I try to look for the joy in each situation. That is hard sometimes! I want to dwell on the what if's of this world. The pee spots of this world. Instead of looking as the rubies. Bruce A. Ware gives an illustration in his book Big Truths for Young Hearts. How a corvette (insert expensive car here) covered in mud is still a corvette. So I have to remind myself there is something good and pure and lovely here it just may be covered in mud right now.
I think of the time with my dad, as much as I would not ever wished the last 5 months. I would not change it for the world. The time I have spent with family, the time I spent loving on him, the time with dad that he did not have any place to hurry off too.
So, as I think what do I do now, I look for the blessings in life. I look at the time I will never get back with my family. Weather that is my immediate family or extended. The pee spots do not matter as much when I think about the few times I get to spend with them.

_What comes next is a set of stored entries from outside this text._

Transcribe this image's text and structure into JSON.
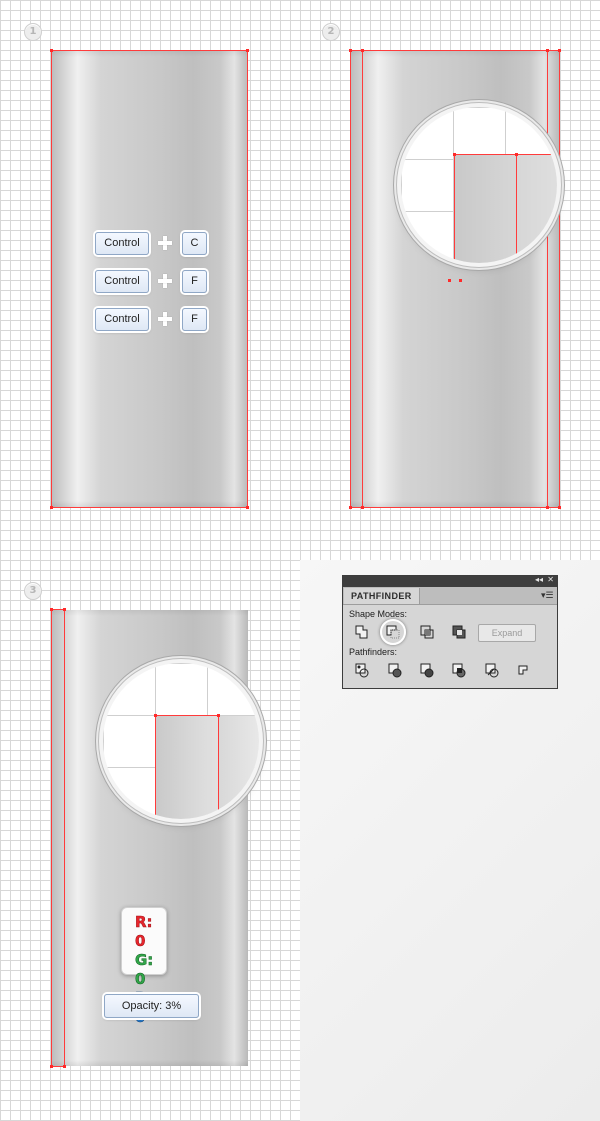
{
  "steps": [
    "1",
    "2",
    "3"
  ],
  "step1": {
    "shortcuts": [
      {
        "modifier": "Control",
        "key": "C"
      },
      {
        "modifier": "Control",
        "key": "F"
      },
      {
        "modifier": "Control",
        "key": "F"
      }
    ]
  },
  "step3": {
    "rgb": {
      "r": "R: 0",
      "g": "G: 0",
      "b": "B: 0"
    },
    "opacity": "Opacity: 3%"
  },
  "pathfinder": {
    "title": "PATHFINDER",
    "collapse_icon": "double-arrow-icon",
    "close_icon": "close-icon",
    "menu_icon": "panel-menu-icon",
    "shape_modes_label": "Shape Modes:",
    "pathfinders_label": "Pathfinders:",
    "expand_label": "Expand",
    "shape_modes": [
      "unite-icon",
      "minus-front-icon",
      "intersect-icon",
      "exclude-icon"
    ],
    "pathfinder_tools": [
      "divide-icon",
      "trim-icon",
      "merge-icon",
      "crop-icon",
      "outline-icon",
      "minus-back-icon"
    ],
    "selected_mode": "minus-front-icon"
  },
  "colors": {
    "guide": "#ff3b3b",
    "r": "#e8262d",
    "g": "#31a64a",
    "b": "#2a7ed0"
  }
}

I do not want to sit and think about all the hard times, I want to think about the time shared together. The time I have to shop with my girls instead of the frustration between us of what is inappropriate. YES I will still keep my standard of what I think is appropriate or not. But when we do not agree on anything and come home empty handed because what they like is not appropriate, that is OK too!! I won't let it ruin my day! I won't let myself define the day by the irritation but the good time. The time I won't get back with my girls!
I won't wish one day away while my kids are under my roof. Even if they don't spend their day the way I would like them too!!
Speaking of which, Mom and G-pa are here so I will go and spend time with them, not be down in my gym/office writing about enjoying the time. We must be doers, not talkers!!